Years ago I knew a guy who wouldn’t wear his hip pads when playing football. He thought it made him run faster. Then one game he was tacked hard and he got a huge bruise on his hip that put him out for two games. He learned the hard way that all of the equipment was important. From then on, he wore hip pads.
In Ephesians 6:11 the Apostle Paul exhorts us to “Put on the whole armor of God” to stand against the wiles of the devil. Paul wrote this Epistle while in prison in Rome, where the Bible says he was actually chained to a Roman soldier. As he wrote these words, I can imagine him glancing over at the soldier all decked out in the Roman armor – the protective gear on his legs and midsection, the breastplate like a bulletproof vest, the special shoes and shin guards, the characteristic Roman helmet, the shield and the sword. It was the perfect picture of a soldier prepared to meet the enemy. So he wrote, “put on the whole armor of God.” It was a great illustration.

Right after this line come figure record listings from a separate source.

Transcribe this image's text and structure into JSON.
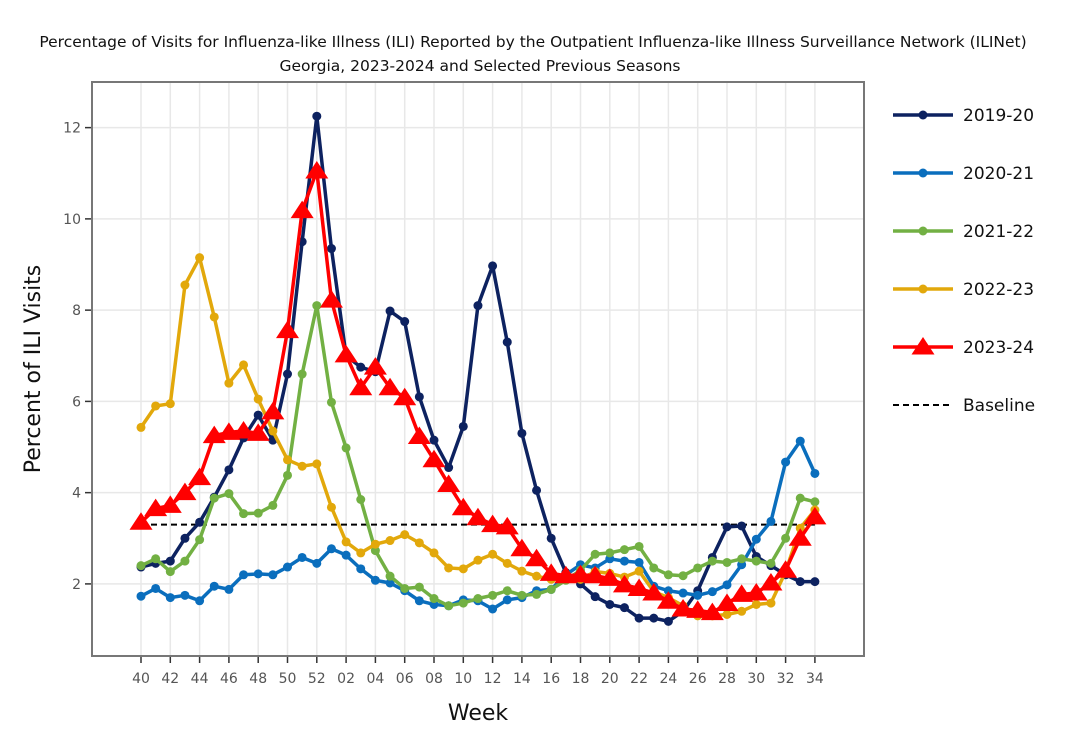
{
  "chart_data": {
    "type": "line",
    "title": "Percentage of Visits for Influenza-like Illness (ILI) Reported by the Outpatient Influenza-like Illness Surveillance Network (ILINet)",
    "subtitle": "Georgia, 2023-2024 and Selected Previous Seasons",
    "xlabel": "Week",
    "ylabel": "Percent of ILI Visits",
    "ylim": [
      0.42,
      13.0
    ],
    "yticks": [
      2,
      4,
      6,
      8,
      10,
      12
    ],
    "x": [
      "40",
      "41",
      "42",
      "43",
      "44",
      "45",
      "46",
      "47",
      "48",
      "49",
      "50",
      "51",
      "52",
      "01",
      "02",
      "03",
      "04",
      "05",
      "06",
      "07",
      "08",
      "09",
      "10",
      "11",
      "12",
      "13",
      "14",
      "15",
      "16",
      "17",
      "18",
      "19",
      "20",
      "21",
      "22",
      "23",
      "24",
      "25",
      "26",
      "27",
      "28",
      "29",
      "30",
      "31",
      "32",
      "33",
      "34"
    ],
    "xticks": [
      "40",
      "42",
      "44",
      "46",
      "48",
      "50",
      "52",
      "02",
      "04",
      "06",
      "08",
      "10",
      "12",
      "14",
      "16",
      "18",
      "20",
      "22",
      "24",
      "26",
      "28",
      "30",
      "32",
      "34"
    ],
    "grid": true,
    "legend_position": "right",
    "baseline": {
      "name": "Baseline",
      "value": 3.3,
      "color": "#000000"
    },
    "series": [
      {
        "name": "2019-20",
        "color": "#0d2260",
        "marker": "circle",
        "values": [
          2.37,
          2.45,
          2.5,
          3.0,
          3.35,
          3.9,
          4.5,
          5.2,
          5.7,
          5.15,
          6.6,
          9.5,
          12.25,
          9.35,
          7.0,
          6.75,
          6.65,
          7.98,
          7.75,
          6.1,
          5.15,
          4.55,
          5.45,
          8.1,
          8.97,
          7.3,
          5.3,
          4.05,
          3.0,
          2.25,
          2.0,
          1.72,
          1.55,
          1.48,
          1.25,
          1.25,
          1.18,
          1.4,
          1.85,
          2.58,
          3.25,
          3.27,
          2.6,
          2.4,
          2.2,
          2.05,
          2.05
        ]
      },
      {
        "name": "2020-21",
        "color": "#0a6ebd",
        "marker": "circle",
        "values": [
          1.73,
          1.9,
          1.7,
          1.75,
          1.63,
          1.95,
          1.88,
          2.2,
          2.22,
          2.2,
          2.37,
          2.58,
          2.45,
          2.77,
          2.63,
          2.33,
          2.08,
          2.02,
          1.85,
          1.63,
          1.55,
          1.52,
          1.65,
          1.63,
          1.45,
          1.65,
          1.7,
          1.85,
          1.88,
          2.2,
          2.42,
          2.35,
          2.55,
          2.5,
          2.47,
          1.95,
          1.85,
          1.8,
          1.75,
          1.83,
          1.98,
          2.42,
          2.98,
          3.37,
          4.67,
          5.13,
          4.42
        ]
      },
      {
        "name": "2021-22",
        "color": "#72b043",
        "marker": "circle",
        "values": [
          2.4,
          2.55,
          2.27,
          2.5,
          2.97,
          3.88,
          3.98,
          3.54,
          3.55,
          3.72,
          4.38,
          6.6,
          8.1,
          5.98,
          4.98,
          3.85,
          2.73,
          2.17,
          1.9,
          1.93,
          1.68,
          1.52,
          1.58,
          1.68,
          1.75,
          1.85,
          1.75,
          1.77,
          1.88,
          2.08,
          2.3,
          2.65,
          2.68,
          2.75,
          2.82,
          2.35,
          2.2,
          2.18,
          2.35,
          2.5,
          2.47,
          2.55,
          2.5,
          2.45,
          3.0,
          3.88,
          3.8
        ]
      },
      {
        "name": "2022-23",
        "color": "#e2a80b",
        "marker": "circle",
        "values": [
          5.43,
          5.9,
          5.95,
          8.55,
          9.15,
          7.85,
          6.4,
          6.8,
          6.05,
          5.35,
          4.72,
          4.58,
          4.63,
          3.68,
          2.92,
          2.68,
          2.87,
          2.95,
          3.08,
          2.9,
          2.68,
          2.35,
          2.33,
          2.52,
          2.65,
          2.45,
          2.28,
          2.17,
          2.1,
          2.12,
          2.1,
          2.27,
          2.23,
          2.15,
          2.28,
          1.83,
          1.7,
          1.52,
          1.3,
          1.3,
          1.33,
          1.4,
          1.55,
          1.58,
          2.27,
          3.22,
          3.62
        ]
      },
      {
        "name": "2023-24",
        "color": "#ff0000",
        "marker": "triangle",
        "values": [
          3.35,
          3.65,
          3.72,
          4.0,
          4.33,
          5.25,
          5.32,
          5.35,
          5.3,
          5.77,
          7.55,
          10.18,
          11.05,
          8.22,
          7.02,
          6.3,
          6.75,
          6.3,
          6.08,
          5.23,
          4.72,
          4.18,
          3.67,
          3.45,
          3.3,
          3.25,
          2.77,
          2.55,
          2.23,
          2.18,
          2.2,
          2.18,
          2.12,
          1.98,
          1.9,
          1.8,
          1.62,
          1.45,
          1.42,
          1.37,
          1.57,
          1.77,
          1.8,
          2.02,
          2.3,
          3.0,
          3.47
        ]
      }
    ]
  }
}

The phrase “whole armor” is actually one word in the Greek text. It’s the word panoplia, from which we get our English word “panoply” – something forming a protective covering.
In Paul’s day it was a reference to the full armor of a heavily-armed soldier. Actually, it’s a compound word with the word “all, or whole” attached to the word for “weapon, or instrument of war.” It has the idea of being completely covered and ready for battle. It’s having on “the whole armor.”
Now it seems to me that you and I need to know each piece of this armor so that we don’t leave anything out as we put it on. Achilles’ heel was one place he was not protected, and that’s the very place he was wounded. So, don’t make the same mistake! Put on the “whole armor of God.”
Hey! The spiritual battle is real, and Satan is a cunning enemy. Don’t be unprepared!